We cradled their youth that summer, both little Ricky and Blake, along with the
sailfish (sailboat) in our arms, which we walked down the predestined sandy path,
to the shore.
To launch, swim and play, those were the only weights we had, the only problems of the day.
We stormed the tide and found our beach below the day golden in the early morning of that
Vineyard summer.

That was the carefree story of our lives.
Sun nurtured warmth and the taste of salt water so sweet to our lips....
We changed and readied behind the shrubs on old State Beach.
Our private and public selves - - a reunion of the two - - not too far from that world of
167 Upper Main Street.
It was bright with laughter; beloved little Ricky and Blake, blonde and sun-drenched with
youth and good looks.
Carol, Chris, Debbie, Diane and Gamma Marie Harrington along with Rick and Tomas...
All our innocence celebrated there which found no weight

of sweet complicity.
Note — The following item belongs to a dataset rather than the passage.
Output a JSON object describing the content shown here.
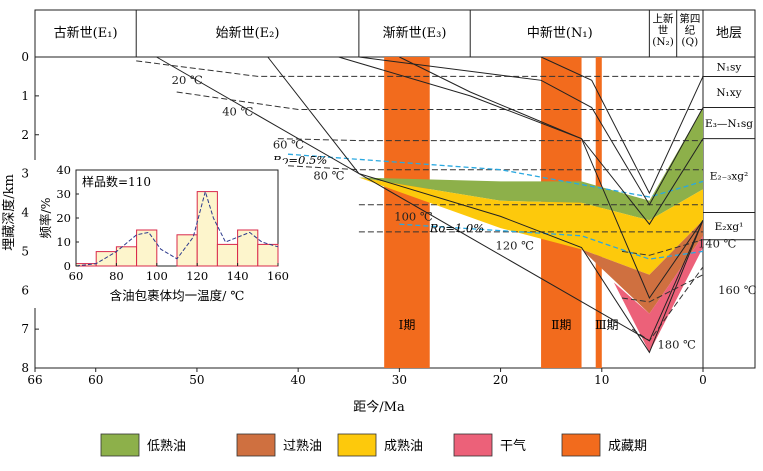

The only weight was how to hold to all and to each other through this
unforgotten day; the carefree posture of these two youthful boys.
All our celebration was the embrace of God's warm sunshine, the salt air, and the Vineyard water
in our arms.
Our only summer love was for these boys.
Here lay the founding pleasure of our unforgotten summer.

Our solidarity wore like the blue sleeves of the Vineyard's shores
that defined the boundaries of that crystallized day.
Such a celebration of life, an irrepressible grace, bestowed upon us, from the glory of God.
With their laughter, little Ricky and Blake skimmed the calm with stones.
Anxious they were to carve their mark... This a desire of their youth.
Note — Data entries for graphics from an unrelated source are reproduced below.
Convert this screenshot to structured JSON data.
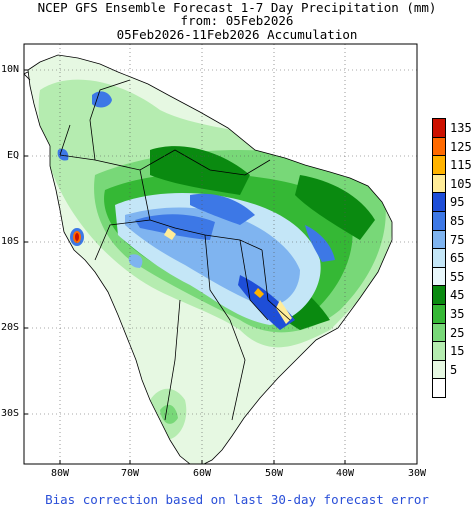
{
  "title_lines": [
    "NCEP GFS Ensemble Forecast 1-7 Day Precipitation (mm)",
    "from: 05Feb2026",
    "05Feb2026-11Feb2026 Accumulation"
  ],
  "map": {
    "lat_labels": [
      "10N",
      "EQ",
      "10S",
      "20S",
      "30S"
    ],
    "lon_labels": [
      "80W",
      "70W",
      "60W",
      "50W",
      "40W",
      "30W"
    ],
    "region": "South America",
    "grid": "dotted"
  },
  "legend": {
    "levels": [
      {
        "label": "135",
        "color": "#cc1100"
      },
      {
        "label": "125",
        "color": "#ff6a00"
      },
      {
        "label": "115",
        "color": "#ffb300"
      },
      {
        "label": "105",
        "color": "#ffec99"
      },
      {
        "label": "95",
        "color": "#1e4ed8"
      },
      {
        "label": "85",
        "color": "#3d78e6"
      },
      {
        "label": "75",
        "color": "#7fb4f0"
      },
      {
        "label": "65",
        "color": "#c4e6f7"
      },
      {
        "label": "55",
        "color": "#e8f7fb"
      },
      {
        "label": "45",
        "color": "#0a8a10"
      },
      {
        "label": "35",
        "color": "#35b835"
      },
      {
        "label": "25",
        "color": "#78d878"
      },
      {
        "label": "15",
        "color": "#b5ecb0"
      },
      {
        "label": "5",
        "color": "#e6f8e2"
      },
      {
        "label": "",
        "color": "#ffffff"
      }
    ]
  },
  "footer": "Bias correction based on last 30-day forecast error"
}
In time of a Menemsha - sunset - air, coupled with their effervescent youth,
An evening burned through its harbour, leaving the remaining world and its gloom far behind.
Now the midsummer's day lay black and gold...
A slippery surface of life, for no one to hold still.
We celebrated this unforgotten day, when we dared not seek a world beyond
the Vineyard Sound.

A young boy who loved to fish; to win; and to become a man...
His only task - - his only weight.

Those of us left behind, like undeveloped nations, angry and and ambivalent in the hope of peace,
Now rests in our arms, where from once we embraced youth...

Leave us this time, this remembrance, this Vineyard summer with these two boys

And

Let the celebration of Ricky Harrington and his endless youth,
when the world was to him still no problem,
Always be that unforgotten Vineyard Summer - - An everlasting day.